Aris felt sick; watching someone else in danger was much harder than being in it himself. He watched the commander come forward, sunlight glittering on metal at his shoulder, on his ornate helmet, on the chain with a hanging pendant around his neck. Because the trail, even here, was scarcely wide enough for three men to walk abreast, he had to edge past his troop carefully. Unlike his soldiers, he had no beard, only long moustaches hanging below his chin. His heavy sword-belt of dark leather had a design worked into it in gold; from it hung a scabbarded curved blade on one side, and a short stick with a knobbed head on the other. He wore gloves and boots that matched his belt; the boots were knee-high, with tops turned down over them. Aris could see nothing of his face from above but the clean chin and drooping moustaches.

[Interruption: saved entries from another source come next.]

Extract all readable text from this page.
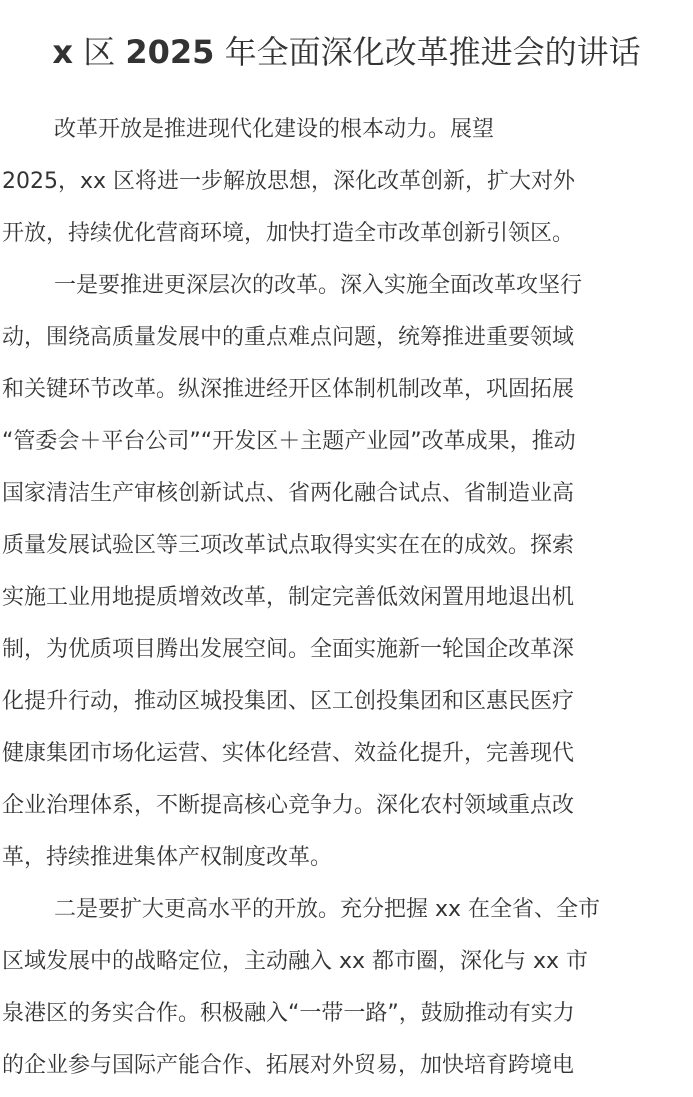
x 区 2025 年全面深化改革推进会的讲话
改革开放是推进现代化建设的根本动力。展望
2025，xx 区将进一步解放思想，深化改革创新，扩大对外
开放，持续优化营商环境，加快打造全市改革创新引领区。
一是要推进更深层次的改革。深入实施全面改革攻坚行
动，围绕高质量发展中的重点难点问题，统筹推进重要领域
和关键环节改革。纵深推进经开区体制机制改革，巩固拓展
“管委会＋平台公司”“开发区＋主题产业园”改革成果，推动
国家清洁生产审核创新试点、省两化融合试点、省制造业高
质量发展试验区等三项改革试点取得实实在在的成效。探索
实施工业用地提质增效改革，制定完善低效闲置用地退出机
制，为优质项目腾出发展空间。全面实施新一轮国企改革深
化提升行动，推动区城投集团、区工创投集团和区惠民医疗
健康集团市场化运营、实体化经营、效益化提升，完善现代
企业治理体系，不断提高核心竞争力。深化农村领域重点改
革，持续推进集体产权制度改革。
二是要扩大更高水平的开放。充分把握 xx 在全省、全市
区域发展中的战略定位，主动融入 xx 都市圈，深化与 xx 市
泉港区的务实合作。积极融入“一带一路”，鼓励推动有实力
的企业参与国际产能合作、拓展对外贸易，加快培育跨境电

The captain and one of his soldiers walked nearer to the fugitives, and he gave an order, authority implicit in the tone. The fugitives shambled to their feet, one of them looking back to see their fallen comrade. The captain asked a question; the fugitives answered in ragged chorus, "Biknini!" Was that a plea for mercy, or a word for what they'd seen? Or something else entirely, an insult or curse? The captain gave another order, and the fugitives lowered their hands and put them at their backs; one turned, slowly, to face away from the soldiers. The captain yelled at them, and two more turned, grudgingly, partway. The fourth remaining stood as if frozen in place, trembling violently. The captain spoke to the soldier with him; the man pulled what looked like cord or thongs from his belt, and went forward to bind the captives' wrists.
He had just grabbed the wrists of the first man when Aris realized that the fourth was not paralyzed with terror but pretending it; he had drawn a long, narrow dagger from his sleeve. For the moment, the captain and the soldier with him were screening the fugitives from the archers; he no doubt thought the fugitives were far enough from their weapons, and sufficiently cowed, to make it safe.